Не знаю, подразумевал ли он своим «Лиличка» аналогии с Маяковским и Бриками. Я лично давно уже снова боролась с мыслями о схожести сюжетов. Думала даже, что вот, время меняется, менталитет меняется, люди меняются, а судьбы остаются те же. И это какой-то фатальной жутью попахивает. Чувствуешь себя резервуаром для чьих-то судеб – безвольным сосудом для чужих, давно уже испытанных и исследованных чувств – актёром, сценарий для которого давно уже прописан и миллион раз обыгрывался. Неужто, всё настолько заранее предрешено? Лиличка Брик была несносна, обожаема Маяковским, замужня и умна. Так же, как виденная мною Лиличка Геннадия.

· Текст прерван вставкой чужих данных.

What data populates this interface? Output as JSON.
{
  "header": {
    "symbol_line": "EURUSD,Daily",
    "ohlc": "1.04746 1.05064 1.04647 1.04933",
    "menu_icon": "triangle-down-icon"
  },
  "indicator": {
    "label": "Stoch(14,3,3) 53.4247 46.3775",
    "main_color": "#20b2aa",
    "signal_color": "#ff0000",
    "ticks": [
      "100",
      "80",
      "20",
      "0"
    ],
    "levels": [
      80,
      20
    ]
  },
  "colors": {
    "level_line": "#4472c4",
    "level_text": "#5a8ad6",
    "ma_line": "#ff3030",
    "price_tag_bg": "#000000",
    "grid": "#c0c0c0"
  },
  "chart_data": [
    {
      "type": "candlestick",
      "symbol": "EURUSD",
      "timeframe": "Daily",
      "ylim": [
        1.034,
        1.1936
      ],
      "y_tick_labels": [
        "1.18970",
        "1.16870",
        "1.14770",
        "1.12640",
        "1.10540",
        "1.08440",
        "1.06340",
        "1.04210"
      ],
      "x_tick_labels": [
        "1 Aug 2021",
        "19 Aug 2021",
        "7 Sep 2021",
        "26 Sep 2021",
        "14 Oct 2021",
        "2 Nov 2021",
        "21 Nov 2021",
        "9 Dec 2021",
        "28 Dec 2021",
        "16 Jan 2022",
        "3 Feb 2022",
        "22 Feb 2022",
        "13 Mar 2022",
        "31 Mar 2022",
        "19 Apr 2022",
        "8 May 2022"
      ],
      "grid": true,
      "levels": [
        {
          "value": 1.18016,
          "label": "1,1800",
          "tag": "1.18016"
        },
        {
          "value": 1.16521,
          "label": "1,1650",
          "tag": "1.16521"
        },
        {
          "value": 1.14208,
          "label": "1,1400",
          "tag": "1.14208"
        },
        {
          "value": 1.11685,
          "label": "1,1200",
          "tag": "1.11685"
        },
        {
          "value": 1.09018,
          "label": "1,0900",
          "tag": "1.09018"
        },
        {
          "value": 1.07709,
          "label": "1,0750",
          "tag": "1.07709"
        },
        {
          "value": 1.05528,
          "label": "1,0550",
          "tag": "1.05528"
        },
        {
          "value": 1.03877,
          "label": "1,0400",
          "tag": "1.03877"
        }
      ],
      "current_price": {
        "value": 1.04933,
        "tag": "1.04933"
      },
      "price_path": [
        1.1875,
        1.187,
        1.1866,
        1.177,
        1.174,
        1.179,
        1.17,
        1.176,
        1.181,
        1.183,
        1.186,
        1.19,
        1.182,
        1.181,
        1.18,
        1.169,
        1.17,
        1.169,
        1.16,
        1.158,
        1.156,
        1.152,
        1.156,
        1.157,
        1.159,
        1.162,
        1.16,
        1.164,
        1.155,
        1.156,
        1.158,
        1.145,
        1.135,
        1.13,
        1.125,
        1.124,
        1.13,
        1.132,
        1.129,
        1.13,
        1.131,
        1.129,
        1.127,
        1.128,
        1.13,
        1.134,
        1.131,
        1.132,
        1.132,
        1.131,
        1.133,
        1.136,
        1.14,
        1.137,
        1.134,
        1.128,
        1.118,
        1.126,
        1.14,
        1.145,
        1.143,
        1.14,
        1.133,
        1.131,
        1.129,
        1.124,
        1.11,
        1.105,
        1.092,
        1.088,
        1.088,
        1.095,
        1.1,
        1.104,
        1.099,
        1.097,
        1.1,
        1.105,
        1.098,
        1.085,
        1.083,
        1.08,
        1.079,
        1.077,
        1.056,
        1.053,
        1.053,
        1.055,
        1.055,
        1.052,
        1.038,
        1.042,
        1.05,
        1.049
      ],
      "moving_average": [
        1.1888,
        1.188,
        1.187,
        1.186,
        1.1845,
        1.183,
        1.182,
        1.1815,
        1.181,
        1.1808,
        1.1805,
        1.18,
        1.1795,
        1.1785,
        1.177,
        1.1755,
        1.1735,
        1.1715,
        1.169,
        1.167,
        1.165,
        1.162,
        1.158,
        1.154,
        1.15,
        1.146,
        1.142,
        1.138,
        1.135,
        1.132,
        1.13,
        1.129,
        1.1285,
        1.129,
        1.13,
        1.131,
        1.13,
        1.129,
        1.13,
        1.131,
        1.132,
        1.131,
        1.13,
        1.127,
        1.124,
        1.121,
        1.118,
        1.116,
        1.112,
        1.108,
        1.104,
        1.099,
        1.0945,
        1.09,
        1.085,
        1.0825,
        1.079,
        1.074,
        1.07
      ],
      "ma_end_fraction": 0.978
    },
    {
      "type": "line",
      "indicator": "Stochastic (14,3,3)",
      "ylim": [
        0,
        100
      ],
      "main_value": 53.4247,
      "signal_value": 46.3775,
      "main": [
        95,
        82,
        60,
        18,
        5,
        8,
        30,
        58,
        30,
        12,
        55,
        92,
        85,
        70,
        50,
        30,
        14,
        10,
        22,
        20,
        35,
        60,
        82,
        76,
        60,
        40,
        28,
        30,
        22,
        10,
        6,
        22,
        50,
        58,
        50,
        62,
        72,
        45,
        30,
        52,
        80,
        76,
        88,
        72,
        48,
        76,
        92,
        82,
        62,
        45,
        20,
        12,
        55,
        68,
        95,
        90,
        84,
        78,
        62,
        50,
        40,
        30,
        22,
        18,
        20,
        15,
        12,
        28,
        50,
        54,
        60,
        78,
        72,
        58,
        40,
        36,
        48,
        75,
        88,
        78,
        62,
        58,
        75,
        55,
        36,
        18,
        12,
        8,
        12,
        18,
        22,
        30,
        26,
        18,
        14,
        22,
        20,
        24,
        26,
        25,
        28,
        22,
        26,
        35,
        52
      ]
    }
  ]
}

Разница лишь в том, что Брик мучила гремящего на всю страну поэта, а Стерва – никому не известного, но очень удачливого бизнесмена. Это дань времени: раньше престижным эскортом считались гремящие поэты, сейчас – неизвестные бизнесмены.
Впрочем, думать сейчас надо совсем не об этом. А о том, к чему это Артур так откровенничает. Он, хоть и явно ненормальный, но на озабоченного сплетника не похож. Зачем же тогда вот так сходу «сдавать» мне всю подноготную компаньона? Чего он от меня добивается?
– Ты слушаешь? Зря не слушаешь… – Артур снова покопался в моих мыслях.
– А зачем? Меня это, вроде, не касается.
– Ещё как касается! Стал бы я тут просто так распинаться. Фишка в том, что стерва наша тебя с первого нюха в соперницы определила. И теперь всеми силами будет тебя от Геннадия оттискивать. Будь уверена, если б не она, Генка моё предложение о включении тебя в проект сразу бы одобрил. А он отчего-то ерепенится: «Не то», – говорит, – «И тексты, и девочка. Всё плакательно-развлекательно-фэнтезийное мне не нравится. Думай, брат, дальше».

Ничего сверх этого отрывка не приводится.